Trapani, Castelvetrano e il tempo dei commissari

Vincenzo Figlioli

Marsala

Trapani, Castelvetrano e il tempo dei commissari

Condividi su:

martedì 27 Giugno 2017 - 06:20

Poco meno di due mesi fa, a Castelvetrano e a Trapani si stavano ultimando i dettagli finali in vista della presentazione delle liste. Ci si aspettava una campagna elettorale dai toni accesi, tra sfidanti che avevano maturato ragioni diverse per guardarsi in cagnesco. Ma la realtà è andata ben oltre l’immaginazione, consegnando alle comunità di Trapani e Castelvetrano uno scenario che ha tutti i crismi di uno psicodramma collettivo. Commissariato per infiltrazioni mafiose, a pochi giorni dal primo turno elettorale, il Comune guidato fino a qualche mese fa da Felice Errante. Commissariato per un mix di cause diverse il capoluogo, dilaniato dalle inchieste e provvedimenti giudiziari che hanno travolto il senatore Antonio D’Alì e l’ex sindaco Mimmo Fazio, con quest’ultimo protagonista del gancio finale, con la rinuncia alla designazione degli assessori dopo il primo turno elettorale, una scelta che ha soffocato sul nascere la speranza di avere un ballottaggio normale, che avrebbe restituito alla città un sindaco con pieni poteri.

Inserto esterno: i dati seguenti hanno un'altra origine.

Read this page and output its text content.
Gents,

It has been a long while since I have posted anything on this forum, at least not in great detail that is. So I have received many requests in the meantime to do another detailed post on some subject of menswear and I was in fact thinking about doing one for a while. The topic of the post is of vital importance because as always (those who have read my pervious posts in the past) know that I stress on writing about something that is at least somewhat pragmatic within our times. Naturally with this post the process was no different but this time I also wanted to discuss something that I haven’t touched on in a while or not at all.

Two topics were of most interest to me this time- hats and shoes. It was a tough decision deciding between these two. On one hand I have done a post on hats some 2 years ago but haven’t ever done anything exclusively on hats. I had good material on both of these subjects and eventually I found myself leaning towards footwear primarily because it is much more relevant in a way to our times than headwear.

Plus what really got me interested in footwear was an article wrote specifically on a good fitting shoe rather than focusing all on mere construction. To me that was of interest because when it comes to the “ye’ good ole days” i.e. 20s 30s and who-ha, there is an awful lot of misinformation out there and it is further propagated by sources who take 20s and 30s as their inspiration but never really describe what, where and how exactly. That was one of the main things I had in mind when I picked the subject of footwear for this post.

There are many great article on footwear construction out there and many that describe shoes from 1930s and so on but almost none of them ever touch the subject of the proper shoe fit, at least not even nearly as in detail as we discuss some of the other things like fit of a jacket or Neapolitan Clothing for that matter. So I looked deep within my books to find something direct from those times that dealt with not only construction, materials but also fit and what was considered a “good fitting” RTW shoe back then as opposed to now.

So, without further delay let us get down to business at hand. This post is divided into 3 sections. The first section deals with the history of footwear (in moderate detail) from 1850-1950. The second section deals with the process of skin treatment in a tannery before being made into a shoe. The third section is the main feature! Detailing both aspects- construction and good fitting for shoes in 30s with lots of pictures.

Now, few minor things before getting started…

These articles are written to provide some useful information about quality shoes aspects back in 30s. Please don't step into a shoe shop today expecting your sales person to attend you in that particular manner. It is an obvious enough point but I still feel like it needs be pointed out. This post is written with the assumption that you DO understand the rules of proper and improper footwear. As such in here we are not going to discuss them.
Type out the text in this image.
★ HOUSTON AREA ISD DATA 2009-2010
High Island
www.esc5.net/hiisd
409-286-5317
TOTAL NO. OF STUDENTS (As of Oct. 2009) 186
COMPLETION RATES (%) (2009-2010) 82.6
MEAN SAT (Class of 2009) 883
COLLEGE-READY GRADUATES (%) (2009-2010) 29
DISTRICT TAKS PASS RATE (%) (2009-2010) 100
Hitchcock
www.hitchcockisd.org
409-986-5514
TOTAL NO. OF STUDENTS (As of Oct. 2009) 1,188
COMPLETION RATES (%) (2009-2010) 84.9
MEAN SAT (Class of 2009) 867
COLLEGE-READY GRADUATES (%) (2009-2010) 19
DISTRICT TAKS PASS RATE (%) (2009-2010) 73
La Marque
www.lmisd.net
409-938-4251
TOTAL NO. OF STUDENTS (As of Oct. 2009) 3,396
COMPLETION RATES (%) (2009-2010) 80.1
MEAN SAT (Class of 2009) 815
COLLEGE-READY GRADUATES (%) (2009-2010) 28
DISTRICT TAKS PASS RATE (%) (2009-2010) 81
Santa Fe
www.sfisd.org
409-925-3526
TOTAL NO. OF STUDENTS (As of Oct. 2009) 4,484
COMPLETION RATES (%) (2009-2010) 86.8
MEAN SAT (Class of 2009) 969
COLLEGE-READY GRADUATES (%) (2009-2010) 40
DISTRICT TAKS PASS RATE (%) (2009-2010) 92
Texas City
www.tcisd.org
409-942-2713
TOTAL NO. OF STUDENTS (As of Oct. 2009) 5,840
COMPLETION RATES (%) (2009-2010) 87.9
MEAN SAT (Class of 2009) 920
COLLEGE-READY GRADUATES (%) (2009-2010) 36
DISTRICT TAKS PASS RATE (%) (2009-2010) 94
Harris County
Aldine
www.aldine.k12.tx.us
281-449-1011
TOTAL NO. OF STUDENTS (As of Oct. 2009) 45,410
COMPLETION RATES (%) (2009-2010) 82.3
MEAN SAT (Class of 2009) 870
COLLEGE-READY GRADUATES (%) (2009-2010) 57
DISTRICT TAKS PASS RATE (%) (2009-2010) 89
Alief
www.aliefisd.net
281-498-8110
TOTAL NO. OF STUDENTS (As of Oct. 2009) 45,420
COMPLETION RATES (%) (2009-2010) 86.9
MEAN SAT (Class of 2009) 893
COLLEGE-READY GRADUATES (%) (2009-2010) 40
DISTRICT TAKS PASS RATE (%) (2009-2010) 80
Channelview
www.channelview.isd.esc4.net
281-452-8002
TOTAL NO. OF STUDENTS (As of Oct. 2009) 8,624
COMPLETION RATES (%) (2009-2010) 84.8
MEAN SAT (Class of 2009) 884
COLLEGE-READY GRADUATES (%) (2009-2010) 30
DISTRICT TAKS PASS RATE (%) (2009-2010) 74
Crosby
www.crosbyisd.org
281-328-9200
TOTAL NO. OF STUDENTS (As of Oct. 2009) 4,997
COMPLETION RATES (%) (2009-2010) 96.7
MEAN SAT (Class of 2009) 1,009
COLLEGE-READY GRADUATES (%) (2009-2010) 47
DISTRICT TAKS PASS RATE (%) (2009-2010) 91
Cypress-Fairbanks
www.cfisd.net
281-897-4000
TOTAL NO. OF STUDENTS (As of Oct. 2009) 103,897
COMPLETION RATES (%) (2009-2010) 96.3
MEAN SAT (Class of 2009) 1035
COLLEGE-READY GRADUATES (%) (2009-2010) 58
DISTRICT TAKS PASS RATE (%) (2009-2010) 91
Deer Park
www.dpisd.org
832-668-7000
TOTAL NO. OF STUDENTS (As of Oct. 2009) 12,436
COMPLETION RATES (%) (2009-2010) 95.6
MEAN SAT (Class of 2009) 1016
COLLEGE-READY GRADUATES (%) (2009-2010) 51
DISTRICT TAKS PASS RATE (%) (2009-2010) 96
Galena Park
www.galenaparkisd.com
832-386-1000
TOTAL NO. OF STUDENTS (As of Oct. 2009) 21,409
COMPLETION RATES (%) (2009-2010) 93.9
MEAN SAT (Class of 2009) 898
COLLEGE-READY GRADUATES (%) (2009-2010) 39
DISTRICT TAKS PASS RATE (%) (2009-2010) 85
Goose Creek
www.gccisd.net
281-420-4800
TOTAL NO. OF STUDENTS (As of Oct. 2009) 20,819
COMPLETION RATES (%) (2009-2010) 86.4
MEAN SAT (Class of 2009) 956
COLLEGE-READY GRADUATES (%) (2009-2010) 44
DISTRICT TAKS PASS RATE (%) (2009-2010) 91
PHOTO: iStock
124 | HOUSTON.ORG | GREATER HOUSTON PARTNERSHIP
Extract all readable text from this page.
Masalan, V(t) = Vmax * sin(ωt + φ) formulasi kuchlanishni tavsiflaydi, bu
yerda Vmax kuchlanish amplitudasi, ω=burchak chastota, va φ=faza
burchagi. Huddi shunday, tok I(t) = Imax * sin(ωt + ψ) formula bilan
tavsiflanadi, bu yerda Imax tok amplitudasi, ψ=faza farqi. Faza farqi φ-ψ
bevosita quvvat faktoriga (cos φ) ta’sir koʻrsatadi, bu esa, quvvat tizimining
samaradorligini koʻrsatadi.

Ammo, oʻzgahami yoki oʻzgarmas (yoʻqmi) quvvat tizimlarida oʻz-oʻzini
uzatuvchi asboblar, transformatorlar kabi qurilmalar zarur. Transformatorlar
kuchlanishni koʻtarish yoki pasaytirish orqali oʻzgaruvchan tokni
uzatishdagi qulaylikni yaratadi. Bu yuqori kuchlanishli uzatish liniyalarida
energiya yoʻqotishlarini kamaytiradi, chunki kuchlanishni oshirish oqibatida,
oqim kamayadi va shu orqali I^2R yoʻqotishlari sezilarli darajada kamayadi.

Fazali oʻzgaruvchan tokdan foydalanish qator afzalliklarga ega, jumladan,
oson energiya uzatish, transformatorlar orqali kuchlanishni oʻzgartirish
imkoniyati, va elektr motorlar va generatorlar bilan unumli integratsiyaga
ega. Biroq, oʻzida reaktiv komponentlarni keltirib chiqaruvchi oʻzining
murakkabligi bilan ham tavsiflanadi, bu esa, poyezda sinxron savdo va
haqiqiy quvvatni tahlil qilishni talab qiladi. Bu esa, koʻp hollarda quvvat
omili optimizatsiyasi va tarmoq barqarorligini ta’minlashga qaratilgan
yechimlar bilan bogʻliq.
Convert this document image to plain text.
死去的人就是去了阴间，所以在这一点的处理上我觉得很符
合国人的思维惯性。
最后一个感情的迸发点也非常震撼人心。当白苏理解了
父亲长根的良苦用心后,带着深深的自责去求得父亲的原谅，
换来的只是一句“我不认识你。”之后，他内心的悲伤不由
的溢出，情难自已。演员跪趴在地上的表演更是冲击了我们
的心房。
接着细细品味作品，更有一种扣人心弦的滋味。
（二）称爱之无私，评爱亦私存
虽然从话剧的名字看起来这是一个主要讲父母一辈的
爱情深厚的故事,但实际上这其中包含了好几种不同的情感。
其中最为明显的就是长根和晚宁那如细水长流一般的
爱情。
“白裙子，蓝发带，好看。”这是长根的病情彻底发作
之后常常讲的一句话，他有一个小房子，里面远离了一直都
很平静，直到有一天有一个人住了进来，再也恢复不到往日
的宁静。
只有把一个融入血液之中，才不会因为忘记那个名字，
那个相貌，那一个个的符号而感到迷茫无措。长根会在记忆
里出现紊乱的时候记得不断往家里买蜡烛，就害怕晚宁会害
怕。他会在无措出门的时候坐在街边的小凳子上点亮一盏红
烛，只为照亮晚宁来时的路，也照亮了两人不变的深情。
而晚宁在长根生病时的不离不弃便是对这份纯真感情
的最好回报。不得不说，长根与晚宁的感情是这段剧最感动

L’esperienza di questi anni ha insegnato che purtroppo le gestioni commissariali non producono effetti positivi. Marsala, in tempi recenti, ne ha vissute due: molto politicizzata la prima, nel 2001, quando Salvatore Lombardo si dimise per candidarsi alla Camera e la Regione inviò Antonino Iemmola; decisamente più tecnica quella del 2014, con il funzionario regionale Giovanni Bologna nominato in seguito alle dimissioni di Giulia Adamo: un burocrate preparato, che però a Marsala si fece vedere pochissime volte. In entrambi i casi, la città visse un periodo di stallo, la mancanza di un indirizzo politico fu vista come un pretesto per rinviare a tempi migliori le decisioni e i provvedimenti più importanti, ma anche i pagamenti delle spettanze dovute ai fornitori privati. Ad averne un vantaggio, come sempre, i professionisti delle emergenze, bravi ad infilarsi nei varchi giusti per portare acqua al proprio mulino. Anche ad Alcamo, le recenti dimissioni di Sebastiano Bonventre (2015) hanno portato ad un commissariamento e ad una fase di stallo a cui l’attuale sindaco Domenico Surdi ha fatto più volte riferimento dopo il suo insediamento. Poi ci sarebbe anche la questione della Provincia Regionale di Trapani, commissariata dal 2012, con un via vai di dirigenti, prorogati o sostituiti dal governo Crocetta: una stagione che difficilmente potrà essere ricordata come un’età dell’oro e del buon governo, anche perchè alcuni tra i commissari nominati non hanno avuto neanche il tempo di capire di cosa si sarebbero dovuti occupare…

L’augurio che personalmente mi sento di fare ai cittadini di Trapani e Castelvetrano è di rendere fruttuoso l’anno di limbo che li attende, costruendo davvero un’idea di città e di amministrazione alternativa rispetto al recente passato. Serve un ricambio generazionale, che parta dai giovani che sono rimasti nella loro terra e da quelli che sarebbero disponibili a tornare, se si realizzassero le giuste condizioni. E’ tempo di superare la logica della delega in bianco ai soliti noti o del “chi me lo fa fare”. Troppo spesso abbiamo visto ventenni e trentenni in processione verso il potente di turno alla ricerca di un posticino da custodire gelosamente all’ombra del potere. Troppo spesso li abbiamo visti sedotti e abbandonati sul più bello. E troppo spesso abbiamo visto far carriera i meno capaci, quelli su cui non avremmo scommesso “due lire”, ma che hanno sopperito alla mancanza di talento con una robusta predisposizione alla servitù nei confronti dei capi. Difficile farne una questione di sigle politiche nazionali, qui c’è ben altro in ballo: c’è il futuro di un territorio di una bellezza struggente, che non può essere il Paradiso dei turisti e l’Inferno dei residenti.

Se, viceversa, questi mesi di commissariamento serviranno a ridare fiato a quei pezzi di potere che si sono trovati in difficoltà, saremo di fronte all’ennesima occasione perduta e sarà difficile non citare il solito Leonardo Sciascia e il suo teorema sull’irredimibilità del popolo siciliano.